En revanche, la pensée systémique appliquée aux nouvelles entreprises nous rappelle que les entreprises opèrent dans des ensembles complexes de systèmes vivants et non vivants imbriqués, y compris les marchés et les chaînes d’approvisionnement ainsi que les systèmes naturels. Ces systèmes naturels peuvent aller de l’atmosphère à une zone humide, en passant par le système immunitaire d’un enfant. N’oubliez pas que la pensée systémique peut être appliquée aux nouvelles entreprises, que celles-ci vendent des produits ou fournissent des services. S’il s’agit d’une entreprise de services, la pensée commerciale conventionnelle peut occulter le fait que la prestation de services implique des technologies de l’information, notamment du matériel, des logiciels, des serveurs et une consommation d’énergie (chauffage et climatisation). Les entreprises de services peuvent utiliser des immeubles de bureaux, avoir des employés qui se rendent quotidiennement au bureau et fournir des services en utilisant des flottes de camions. Ainsi, les entreprises de services et leurs chaînes d’approvisionnement connexes peuvent également bénéficier de l’application de la pensée durable et de la pensée systémique. En résumé, toute entreprise se situe au sein de systèmes naturels et commerciaux qui peuvent être influencés par la portée directe ou indirecte de ses activités, et est de plus en plus secouée par ces changements.

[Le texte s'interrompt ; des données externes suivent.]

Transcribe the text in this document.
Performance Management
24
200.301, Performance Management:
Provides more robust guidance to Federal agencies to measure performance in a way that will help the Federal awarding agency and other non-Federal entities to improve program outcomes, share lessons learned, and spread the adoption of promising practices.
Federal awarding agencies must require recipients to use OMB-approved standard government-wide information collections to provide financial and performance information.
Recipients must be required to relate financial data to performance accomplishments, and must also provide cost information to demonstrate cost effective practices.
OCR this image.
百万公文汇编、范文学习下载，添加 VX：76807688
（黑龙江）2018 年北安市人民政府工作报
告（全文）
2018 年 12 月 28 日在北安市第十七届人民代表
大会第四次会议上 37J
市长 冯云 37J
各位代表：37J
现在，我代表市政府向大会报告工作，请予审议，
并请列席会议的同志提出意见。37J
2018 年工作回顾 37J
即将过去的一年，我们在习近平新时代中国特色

L’adoption d’une perspective systémique nous rappelle que nous avons l’habitude de considérer les entreprises en termes d’unités distinctes avec des frontières claires entre elles. Nous oublions que ces frontières existent principalement dans notre esprit ou en tant que constructions juridiques. Par exemple, nous pouvons considérer une entreprise ou une société comme une entité distincte. Par extension, nous percevons une frontière entre l’entreprise et ses fournisseurs et clients. Pourtant, les recherches suggèrent que les innovations commerciales les plus réussies découlent d’activités qui dépassent les limites des catégories. Ainsi, si la carte mentale d’une personne impose des frontières, les options peuvent être inutilement limitées. En fait, étant donné la prédominance de la pensée linéaire dans le monde des affaires, la pensée systémique peut vous donner un avantage sur votre concurrent plus étroitement ciblé. Votre concurrent orienté linéairement peut viser des améliorations incrémentielles des processus existants et ne pas investir dans la recherche et le développement d’objectifs à plus long terme, puis être surpris par des innovations imprévues dans l’industrie. Cependant, parce que vous percevez les systèmes plus larges dans lesquels l’entreprise est intégrée, vous pouvez anticiper les opportunités et être prêt à agir. Non seulement la vision systémique élargie offre davantage d’opportunités, vous permettant d’adapter vos compétences, mais elle peut également produire des résultats qui répondent mieux aux besoins des clients et des employés, de votre communauté et de vos actionnaires.
En d’autres termes, la pensée systémique vous demande de voir la situation dans son ensemble, ce qui, à son tour, ouvre de nouvelles possibilités. Examinons de plus près la vision systémique par le biais d’une analogie. Lorsque vous imaginez une rivière, que voyez-vous ? Une ligne sinueuse sur une carte ? Un lieu de pêche préféré ? Ou l’eau tumultueuse et impétueuse elle-même ? Incluez-vous les zones humides et leur faune, visible et microscopique ? Voyez-vous les communautés humaines qui vivent le long de l’eau ? Voyez-vous les points d’arrivée ultimes des flux d’eau – les estuaires, les deltas et la mer ? Comprenez-vous le cycle de l’eau depuis l’océan jusqu’à l’évaporation, en passant par la pluie dans les montagnes qui régénère les eaux d’amont de la rivière ? En d’autres termes, voyez-vous le fleuve comme ses composants ou comme un système vivant intégré ?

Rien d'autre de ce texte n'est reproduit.